I-Vcharacteristics of a circularly symmetric annular Josephson junction

Abstract

The I-V characteristics of a circularly symmetric annular Josephson junction are investigated numerically in this paper. By assuming a soliton solution in the junction initially, we found that in the absence of both an applied magnetic field and a feeding current there exists a quasisoliton solution for the equation ${\mathrm{\phi }}_{\mathrm{\rho }\mathrm{\rho }}$+${\mathrm{\rho }}^{\mathrm{-}1}$ ${\mathrm{\phi }}_{\mathrm{\rho }}$-${\mathrm{\phi }}_{\mathit{t}\mathit{t}}$-α${\mathrm{\phi }}_{\mathit{t}}$=sinφ so long as dissipative effects are excluded (i.e., α=0).

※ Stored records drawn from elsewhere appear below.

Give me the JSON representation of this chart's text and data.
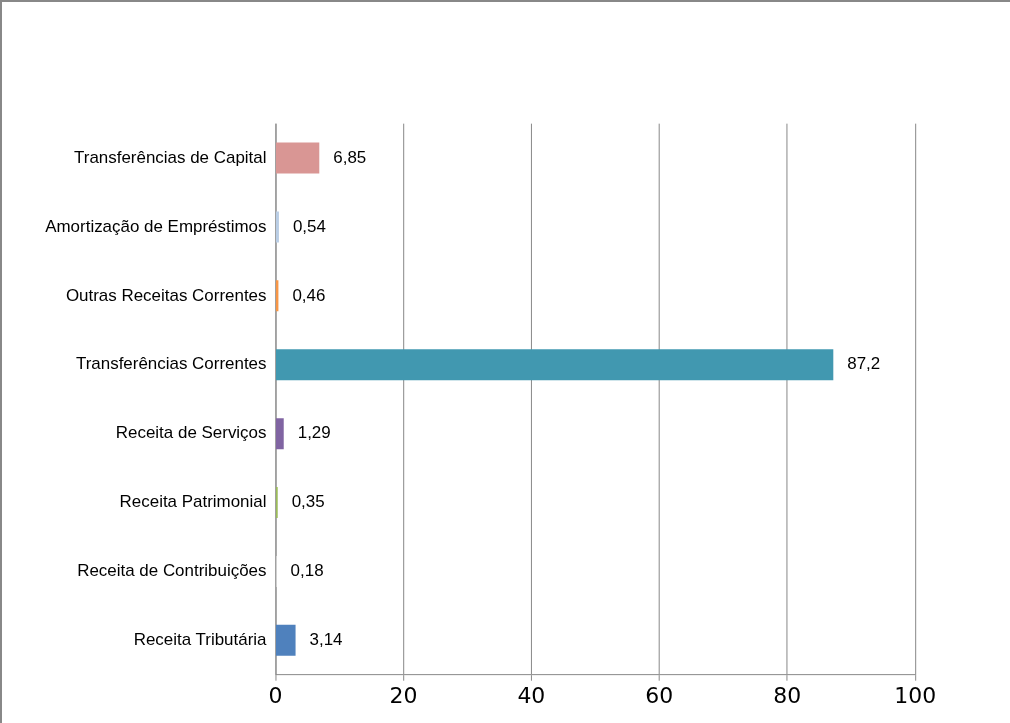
{
  "chart_data": {
    "type": "bar",
    "orientation": "horizontal",
    "categories": [
      "Transferências de Capital",
      "Amortização de Empréstimos",
      "Outras Receitas Correntes",
      "Transferências Correntes",
      "Receita de Serviços",
      "Receita Patrimonial",
      "Receita de Contribuições",
      "Receita Tributária"
    ],
    "values": [
      6.85,
      0.54,
      0.46,
      87.2,
      1.29,
      0.35,
      0.18,
      3.14
    ],
    "value_labels": [
      "6,85",
      "0,54",
      "0,46",
      "87,2",
      "1,29",
      "0,35",
      "0,18",
      "3,14"
    ],
    "colors": [
      "#d99694",
      "#b9cde5",
      "#f79646",
      "#4198b0",
      "#8064a2",
      "#9bbb59",
      "#e6e6e6",
      "#4f81bd"
    ],
    "xlim": [
      0,
      100
    ],
    "xticks": [
      0,
      20,
      40,
      60,
      80,
      100
    ],
    "grid": "x",
    "legend": false
  }
}
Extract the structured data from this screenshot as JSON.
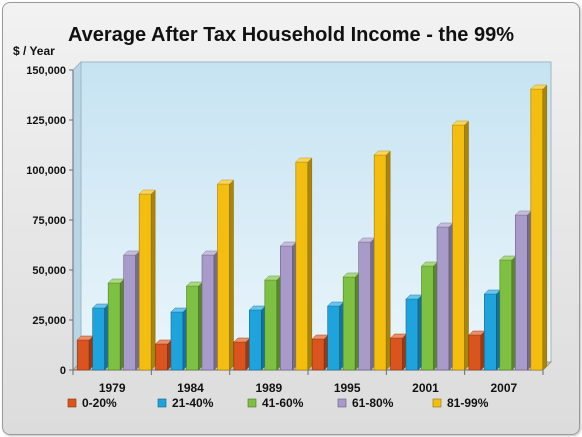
{
  "chart_data": {
    "type": "bar",
    "title": "Average After Tax Household Income - the 99%",
    "ylabel": "$ / Year",
    "xlabel": "",
    "ylim": [
      0,
      150000
    ],
    "yticks": [
      0,
      25000,
      50000,
      75000,
      100000,
      125000,
      150000
    ],
    "ytick_labels": [
      "0",
      "25,000",
      "50,000",
      "75,000",
      "100,000",
      "125,000",
      "150,000"
    ],
    "categories": [
      "1979",
      "1984",
      "1989",
      "1995",
      "2001",
      "2007"
    ],
    "series": [
      {
        "name": "0-20%",
        "color": "#d9541e",
        "values": [
          15000,
          13000,
          14000,
          15500,
          16000,
          17500
        ]
      },
      {
        "name": "21-40%",
        "color": "#1fa3dd",
        "values": [
          31000,
          29000,
          30000,
          32000,
          35500,
          38000
        ]
      },
      {
        "name": "41-60%",
        "color": "#7ec142",
        "values": [
          43500,
          42000,
          45000,
          46500,
          52000,
          55000
        ]
      },
      {
        "name": "61-80%",
        "color": "#a89ac9",
        "values": [
          57500,
          57500,
          62000,
          64000,
          71500,
          77500
        ]
      },
      {
        "name": "81-99%",
        "color": "#f3be10",
        "values": [
          88000,
          93000,
          104000,
          107500,
          122500,
          140500
        ]
      }
    ],
    "grid": false,
    "legend_position": "bottom"
  }
}
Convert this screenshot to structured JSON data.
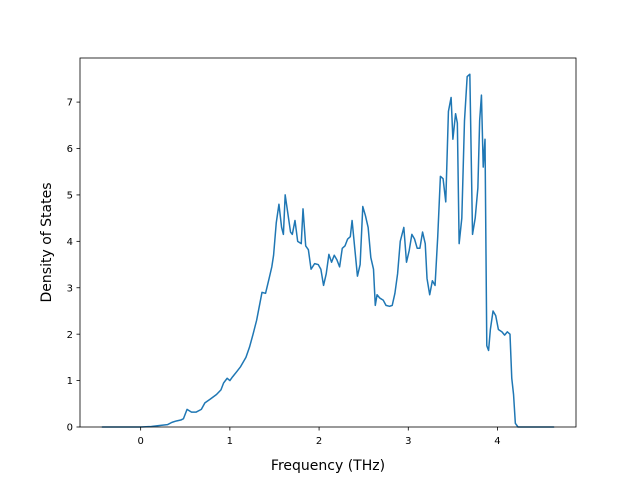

In the presence of the dissipative term (α≠0), such a quasisoliton solution does not exist. When a dc feeding current is introduced but the applied magnetic field is zero, the I-V characteristics show no evidence of zero-field steps. There does exist an Ohmic relationship in the I-V curve and a simple analytical treatment for this Ohmic behavior is made by assuming a rotary periodic solution for the equation. However, when a large external magnetic field is applied, the boundary conditions of this equation become asymmetric, which allows fluxon resonant propagation to occur within the junction. Hence we obtain a step-shaped I-V curve and these are considered to be Fiske steps. Finally, when the applied external magnetic field is small, we found no Fiske steps in the I-V curves.